Someone mentioned picovoice to me and that's what I'm using now.
I got a model of two intents: ZoomIn and ZoomOut (for the utterance Zoom in and Zoom out)
I got this running locally, verified it works offline (since it requires an access key) by turning wifi off.
Then I paired it with the stepper control
See recent video/demo below
My code flow/architecture is still garbage at this point, still bridging things.
The display for example is messed since it needs a single instance and I have to propagate that all the way down.
I added battery life tracking too (based on max measured uptime and CRON 5min increment). I also went away from the box drawn around the active choice in the menu to color, since the box has to be drawn one piece at a time (4 draw calls) with the current code I'm using.
I also fixed an audio issue, in the above you can kind of see that the 3.5mm audio jack plug does not have a ground going to the speaker, that was causing my constant buzzing/hissing issue.
It got really bad when the speech intent listener loop was running.
Made good progress on modeling the parts so I can design the case that holds everything together.
I also designed and printed the parallel battery box (pictured above middle).
I have to make a model of the Pi 4B still and then do the designing... aiming to get the entire body done by end of this week if no printing/measuring mistakes.
I also cut the first holes into the hat for the bolt mounts.
And... I already made a mistake, the part I printed is the wrong thing. I used the black battery cell holder plastic things instead of the wrapper design that goes around it... so I gotta redesign that and print it again... great. Was only a 2 hour print though.

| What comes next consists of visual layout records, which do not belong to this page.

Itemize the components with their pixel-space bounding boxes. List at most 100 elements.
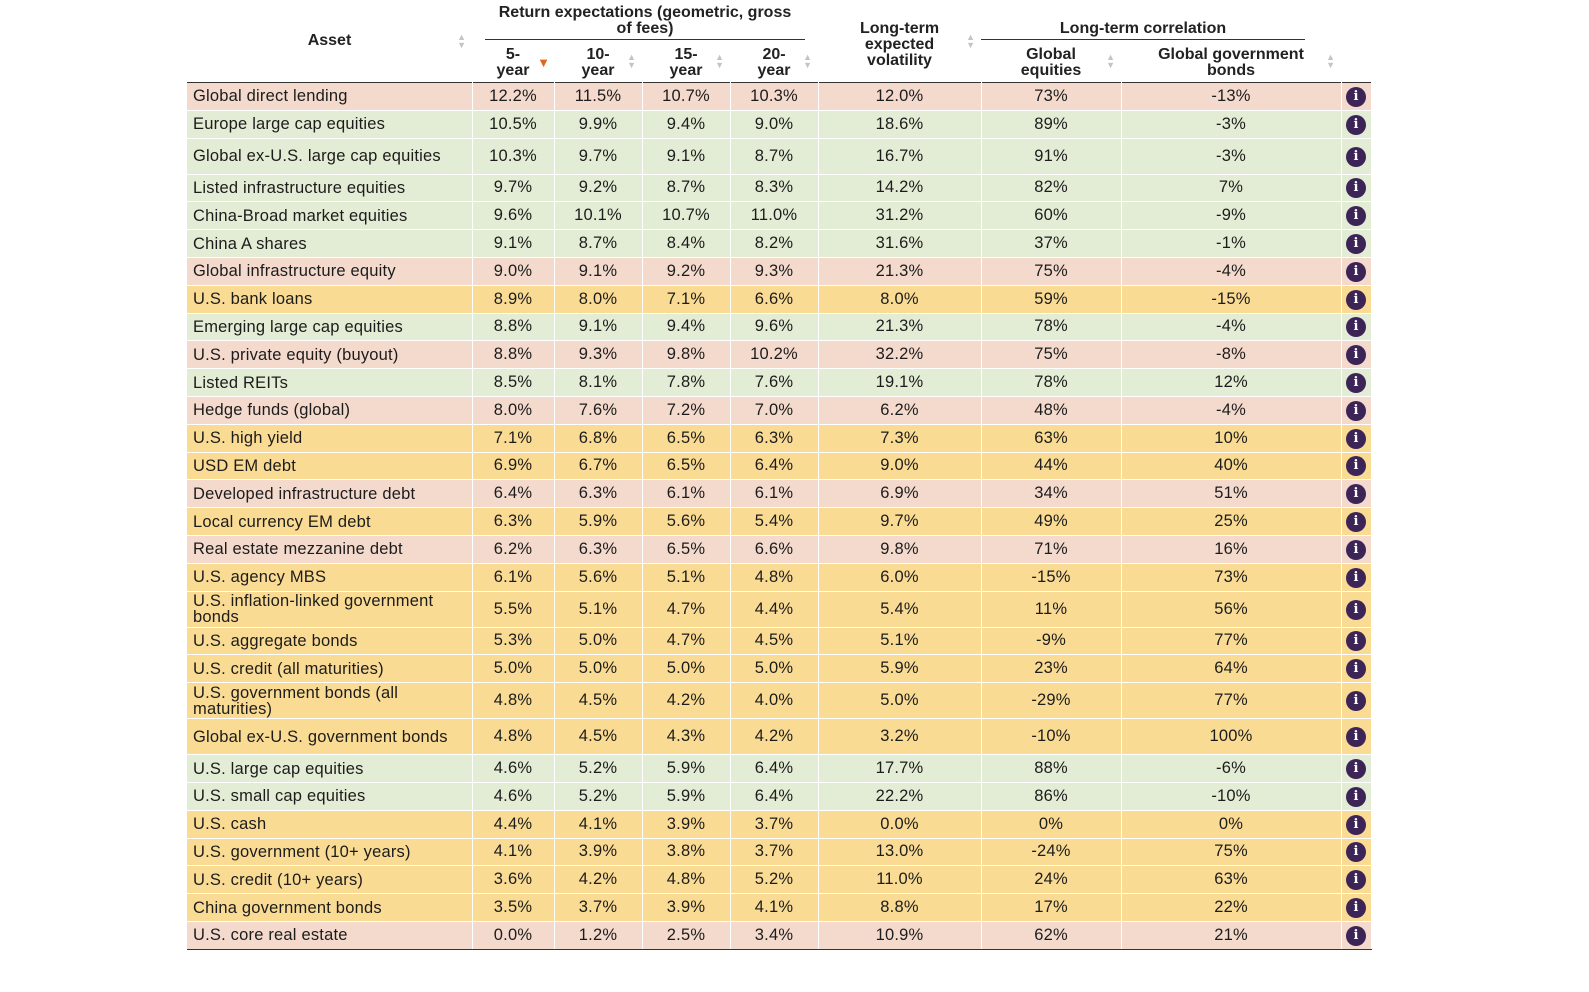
cell-10-year: 9.3% bbox=[554, 340, 643, 370]
info-icon[interactable]: i bbox=[1346, 814, 1367, 835]
cell-info: i bbox=[1341, 591, 1372, 628]
info-icon[interactable]: i bbox=[1346, 317, 1367, 338]
info-icon[interactable]: i bbox=[1346, 659, 1367, 680]
cell-5-year: 8.0% bbox=[472, 396, 555, 425]
info-icon[interactable]: i bbox=[1346, 631, 1367, 652]
info-icon[interactable]: i bbox=[1346, 289, 1367, 310]
cell-20-year: 4.0% bbox=[730, 682, 819, 720]
cell-20-year: 3.4% bbox=[730, 921, 819, 950]
col-header-global-equities[interactable]: Global equities ▲ ▼ bbox=[981, 40, 1121, 83]
sort-icon[interactable]: ▲ ▼ bbox=[1326, 52, 1336, 70]
table-row: Local currency EM debt 6.3% 5.9% 5.6% 5.4% 9.… bbox=[187, 507, 1372, 536]
info-icon[interactable]: i bbox=[1346, 456, 1367, 477]
info-icon[interactable]: i bbox=[1346, 691, 1367, 712]
info-icon[interactable]: i bbox=[1346, 345, 1367, 366]
info-icon[interactable]: i bbox=[1346, 727, 1367, 748]
cell-20-year: 5.0% bbox=[730, 654, 819, 684]
table-row: Global ex-U.S. large cap equities 10.3% 9.… bbox=[187, 138, 1372, 175]
info-icon[interactable]: i bbox=[1346, 925, 1367, 946]
cell-asset: Listed infrastructure equities bbox=[187, 174, 473, 203]
col-header-asset[interactable]: Asset ▲ ▼ bbox=[187, 0, 472, 83]
cell-corr-global-government-bonds: 12% bbox=[1121, 368, 1342, 397]
cell-20-year: 9.0% bbox=[730, 110, 819, 139]
cell-5-year: 3.6% bbox=[472, 865, 555, 895]
info-icon[interactable]: i bbox=[1346, 428, 1367, 449]
table-row: China A shares 9.1% 8.7% 8.4% 8.2% 31.6% 37% -1… bbox=[187, 229, 1372, 258]
cell-corr-global-equities: 34% bbox=[981, 479, 1122, 509]
cell-info: i bbox=[1341, 838, 1372, 867]
info-icon[interactable]: i bbox=[1346, 206, 1367, 227]
info-icon[interactable]: i bbox=[1346, 512, 1367, 533]
cell-corr-global-equities: 24% bbox=[981, 865, 1122, 895]
info-icon[interactable]: i bbox=[1346, 146, 1367, 167]
cell-20-year: 9.6% bbox=[730, 313, 819, 342]
cell-10-year: 5.2% bbox=[554, 754, 643, 783]
sort-desc-arrow-icon[interactable]: ▼ bbox=[537, 55, 550, 71]
cell-asset: Developed infrastructure debt bbox=[187, 479, 473, 509]
table-row: Global direct lending 12.2% 11.5% 10.7% 10.3… bbox=[187, 82, 1372, 111]
cell-20-year: 3.7% bbox=[730, 838, 819, 867]
info-icon[interactable]: i bbox=[1346, 373, 1367, 394]
info-icon[interactable]: i bbox=[1346, 86, 1367, 107]
info-icon[interactable]: i bbox=[1346, 870, 1367, 891]
cell-5-year: 9.0% bbox=[472, 257, 555, 286]
cell-info: i bbox=[1341, 340, 1372, 370]
sort-icon[interactable]: ▲ ▼ bbox=[715, 52, 724, 70]
cell-asset: Europe large cap equities bbox=[187, 110, 473, 139]
cell-10-year: 6.7% bbox=[554, 452, 643, 481]
cell-20-year: 6.3% bbox=[730, 424, 819, 453]
sort-icon[interactable]: ▲ ▼ bbox=[966, 32, 975, 50]
sort-icon[interactable]: ▲ ▼ bbox=[627, 52, 636, 70]
cell-volatility: 6.9% bbox=[818, 479, 982, 509]
cell-corr-global-equities: 37% bbox=[981, 229, 1122, 258]
cell-corr-global-government-bonds: 77% bbox=[1121, 627, 1342, 656]
cell-5-year: 8.8% bbox=[472, 313, 555, 342]
col-header-volatility[interactable]: Long-term expected volatility ▲ ▼ bbox=[818, 0, 981, 83]
cell-volatility: 8.0% bbox=[818, 285, 982, 314]
cell-info: i bbox=[1341, 921, 1372, 950]
cell-volatility: 16.7% bbox=[818, 138, 982, 175]
sort-icon[interactable]: ▲ ▼ bbox=[803, 52, 812, 70]
info-icon[interactable]: i bbox=[1346, 567, 1367, 588]
col-header-20-year[interactable]: 20-year ▲ ▼ bbox=[730, 40, 818, 83]
cell-15-year: 9.4% bbox=[642, 110, 731, 139]
info-icon[interactable]: i bbox=[1346, 400, 1367, 421]
sort-icon[interactable]: ▲ ▼ bbox=[457, 32, 466, 50]
cell-corr-global-government-bonds: 0% bbox=[1121, 810, 1342, 839]
col-header-5-year[interactable]: 5-year ▼ bbox=[472, 40, 554, 83]
info-icon[interactable]: i bbox=[1346, 898, 1367, 919]
cell-20-year: 5.2% bbox=[730, 865, 819, 895]
info-icon[interactable]: i bbox=[1346, 484, 1367, 505]
cell-asset: U.S. small cap equities bbox=[187, 782, 473, 811]
info-icon[interactable]: i bbox=[1346, 234, 1367, 255]
info-icon[interactable]: i bbox=[1346, 114, 1367, 135]
cell-5-year: 12.2% bbox=[472, 82, 555, 111]
info-icon[interactable]: i bbox=[1346, 261, 1367, 282]
info-icon[interactable]: i bbox=[1346, 786, 1367, 807]
info-icon[interactable]: i bbox=[1346, 539, 1367, 560]
sort-icon[interactable]: ▲ ▼ bbox=[1106, 52, 1115, 70]
cell-10-year: 5.6% bbox=[554, 563, 643, 592]
cell-corr-global-government-bonds: 63% bbox=[1121, 865, 1342, 895]
cell-asset: U.S. aggregate bonds bbox=[187, 627, 473, 656]
col-header-global-government-bonds[interactable]: Global government bonds ▲ ▼ bbox=[1121, 40, 1342, 83]
info-icon[interactable]: i bbox=[1346, 759, 1367, 780]
cell-info: i bbox=[1341, 368, 1372, 397]
info-icon[interactable]: i bbox=[1346, 178, 1367, 199]
cell-asset: China-Broad market equities bbox=[187, 201, 473, 231]
table-row: Real estate mezzanine debt 6.2% 6.3% 6.5% 6.… bbox=[187, 535, 1372, 564]
col-header-10-year[interactable]: 10-year ▲ ▼ bbox=[554, 40, 642, 83]
info-icon[interactable]: i bbox=[1346, 842, 1367, 863]
cell-5-year: 6.9% bbox=[472, 452, 555, 481]
cell-corr-global-government-bonds: 10% bbox=[1121, 424, 1342, 453]
cell-info: i bbox=[1341, 782, 1372, 811]
info-icon[interactable]: i bbox=[1346, 599, 1367, 620]
cell-10-year: 4.2% bbox=[554, 865, 643, 895]
cell-asset: USD EM debt bbox=[187, 452, 473, 481]
cell-20-year: 7.0% bbox=[730, 396, 819, 425]
table-row: China government bonds 3.5% 3.7% 3.9% 4.1% 8.… bbox=[187, 893, 1372, 922]
col-header-15-year[interactable]: 15-year ▲ ▼ bbox=[642, 40, 730, 83]
cell-volatility: 14.2% bbox=[818, 174, 982, 203]
cell-10-year: 9.1% bbox=[554, 257, 643, 286]
cell-info: i bbox=[1341, 682, 1372, 720]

Initially I was trying to use canny edge but it was suggested to me to use laplace variance (and others). I just went with this one for now since it's a basic one-liner from OpenCV.
It works pretty well of course this is one test case (my desk). I need to try it out and add catches for the field case (clear blue sky).
This is good for now, I was able to integrate the camera stream with the steppers/make a control loop.
I'm going to proceed with new parts of the project eg. the OLED disply, speakers and d-pad mostly because I need to make sure I have enough pins and then design the case that holds all these parts together.
That'll be nicer to work with than a box of parts and a breadboard.
So.... this took me a bit longer than it should have. I also had an oversight where I did not add a zero-position bumper. I still need to make sure I have enough pins left for the d-pad and display.
I decided to store the positions of the steppers so they could be resumed/rezeroed on boot. Also allows you to make sure you don't go too far.
Had some problems with Python to split a class/have everything work still.
So at this point I'm going to move forward with the frame sampling and based on "zoom intuition" write an algorithm to auto zoom.
The steppers are slow, so I have a basic goal of being able to zoom/keep up with some motion.
I'm largely relying on narrow aperture and far zooming to keep something in focus.
I have not sampled a frame from a video feed before and need to limit processing under 30ms I believe... so it'll be interesting.
So far it seems the farthest the plane can be at 1/3 frame is around 100ft... which is not great... but maybe 1/3 is too big anyway... so you could do 200 ft... which your ceiling is 400ft and I normally fly around 200' or so from a launch.
This was a quick design and had problems. I overlooked the middle open/close ring being taller than the diameter of the lens barrel. So the telephoto ring gear I had to sand... I also had to sand the front-lens support part. I had to sand it a lot... so it would fit.
Then I had problems with the stepper GPIO's interfering with the camera detection for some reason. If they're plugged (ground connected specifically) on boot, the camera cannot be detected, I don't know why.
So I'll put a switch in for that, I know you could do an electron switch, maybe even a relay but not worth it for me.
Now I can actually do the frame by frame analysis to try and autozoom this thing.
So... I started printing parts and getting rough sizing... I was planning on using some left over MG90D servos... however they only rotate 180 deg (with this pwm code I'm using) and also the gearing cuts it in half... the focus ring rotates the most on the 8-50mm lens. So I have to switch to these steppers that I already have and they are kind of big... oh well. This thing will be chonk.
After this I'll design the camera mount which also supports the lens and the steppers will attach to that.
I will have a programmable unit sometime this week. The software is the hardest part about this project.